At the Library there is a bas-relief depicting St. George killing the dragon, flanked by two coats of arms and an inscription in Gothic characters that recalls the capture of Porta Vercellina in Milan by Andrea Malatesta. Variously attributed works (to Ottaviano di Duccio, to Jacopo della Quercia, to Nanni di Bartolo and, more recently, to a Venetian sculptor), was part of the complex of sculptures that originally adorned the southern façade of the Tower of the destroyed Castle of San Giorgio not far from the city, another important testimony of artistic fervor in the early fifteenth century.

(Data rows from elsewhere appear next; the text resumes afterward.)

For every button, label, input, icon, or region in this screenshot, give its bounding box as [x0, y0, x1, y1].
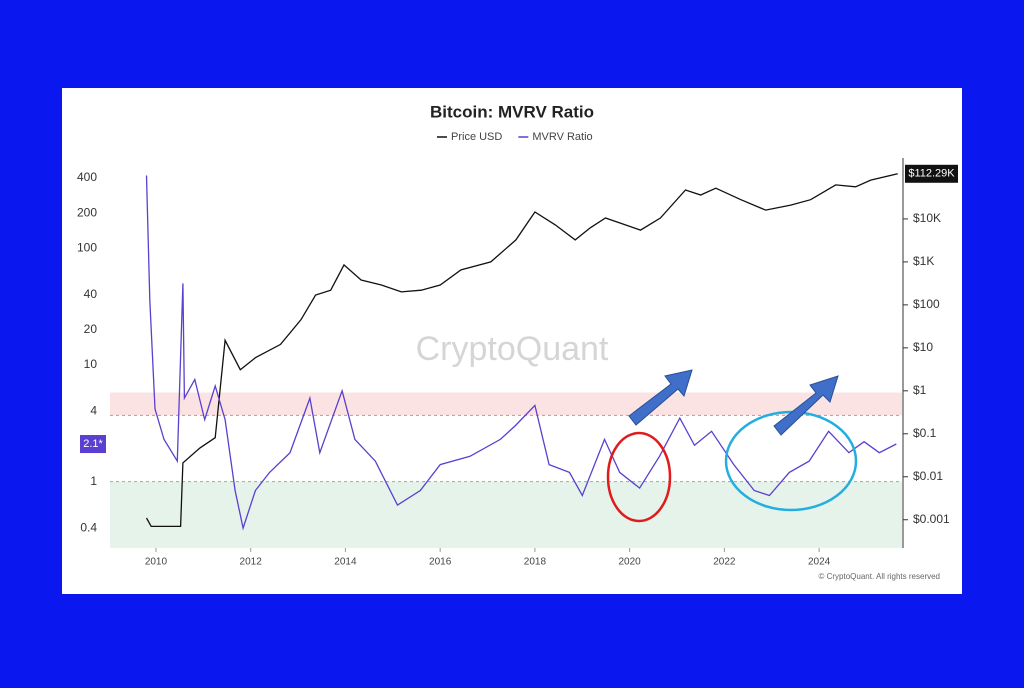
value-badge [905, 164, 958, 183]
y-tick-label: 20 [84, 322, 98, 336]
y-tick-label: 40 [84, 287, 98, 301]
y2-tick-label: $10K [913, 211, 941, 225]
watermark: CryptoQuant [416, 330, 609, 368]
zone [110, 481, 902, 548]
arrow [628, 369, 693, 426]
y-tick-label: 100 [77, 240, 97, 254]
x-tick-label: 2014 [334, 557, 357, 568]
value-badge-label: $112.29K [908, 168, 955, 180]
y-tick-label: 4 [90, 404, 97, 418]
legend-label: MVRV Ratio [532, 131, 592, 143]
zone [110, 392, 902, 416]
highlight-ellipse [724, 410, 858, 512]
y-tick-label: 200 [77, 205, 97, 219]
y2-tick-label: $100 [913, 297, 940, 311]
x-tick-label: 2022 [713, 557, 736, 568]
x-tick-label: 2012 [240, 557, 263, 568]
highlight-circle [606, 431, 672, 523]
y-tick-label: 400 [77, 170, 97, 184]
y2-tick-label: $10 [913, 340, 933, 354]
legend-label: Price USD [451, 131, 502, 143]
x-tick-label: 2016 [429, 557, 452, 568]
x-tick-label: 2010 [145, 557, 168, 568]
x-tick-label: 2018 [524, 557, 547, 568]
chart-title: Bitcoin: MVRV Ratio [430, 102, 594, 121]
footer: © CryptoQuant. All rights reserved [819, 572, 941, 581]
series-line [145, 175, 897, 531]
arrow [773, 375, 839, 436]
x-tick-label: 2024 [808, 557, 831, 568]
y-tick-label: 10 [84, 357, 98, 371]
y2-tick-label: $1K [913, 254, 934, 268]
y-tick-label: 1 [90, 474, 97, 488]
value-badge-label: 2.1* [83, 438, 103, 450]
value-badge [80, 435, 106, 454]
y-tick-label: 0.4 [80, 520, 97, 534]
series-line [145, 173, 898, 528]
y2-tick-label: $0.01 [913, 469, 943, 483]
y2-tick-label: $0.001 [913, 512, 950, 526]
y2-tick-label: $1 [913, 383, 927, 397]
y2-tick-label: $0.1 [913, 426, 937, 440]
x-tick-label: 2020 [619, 557, 642, 568]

Cathedral of St. John the Baptist
The church between 1443 and 1456 was equipped with a bell tower designed by the master Maso di Pietro della Val Lugano and by the will of Bishop Antonio Malatesta da Fossombrone; the latter was a central figure in the development of the cathedral and its current general appearance is due to its accommodation.

At his death, the Florentine sculptor Ottaviano di Antonio di Duccio sculpted his burial arch and started a prosperous period for the art of the church, which saw famous sculptors such as the Venetian brothers Lorenzo and Giovanni Battista Bregno who, from 1494 to 1505, under the arch, softened by the friezes of the columns, sculpted a valuable Renaissance work: the Altar of Corpus Domini, depicting the Christ, St. John the Baptist, St. John the Evangelist, theArchangel Gabriel, the archdeacon Carlo Verardi (the commissioner of the work) and his nephew Camillo (a papal knight).

At the turn of the 1400s and 1500s, the upper part of the façade was completed, designed by Mario Codussi. At the end of the 16th century bishop Gualandini revised the overall structure of the Cathedral and dedicated the small painting by Bartolomeo Ramenghi known as the Bagnacavallo to the Madonna del Popolo.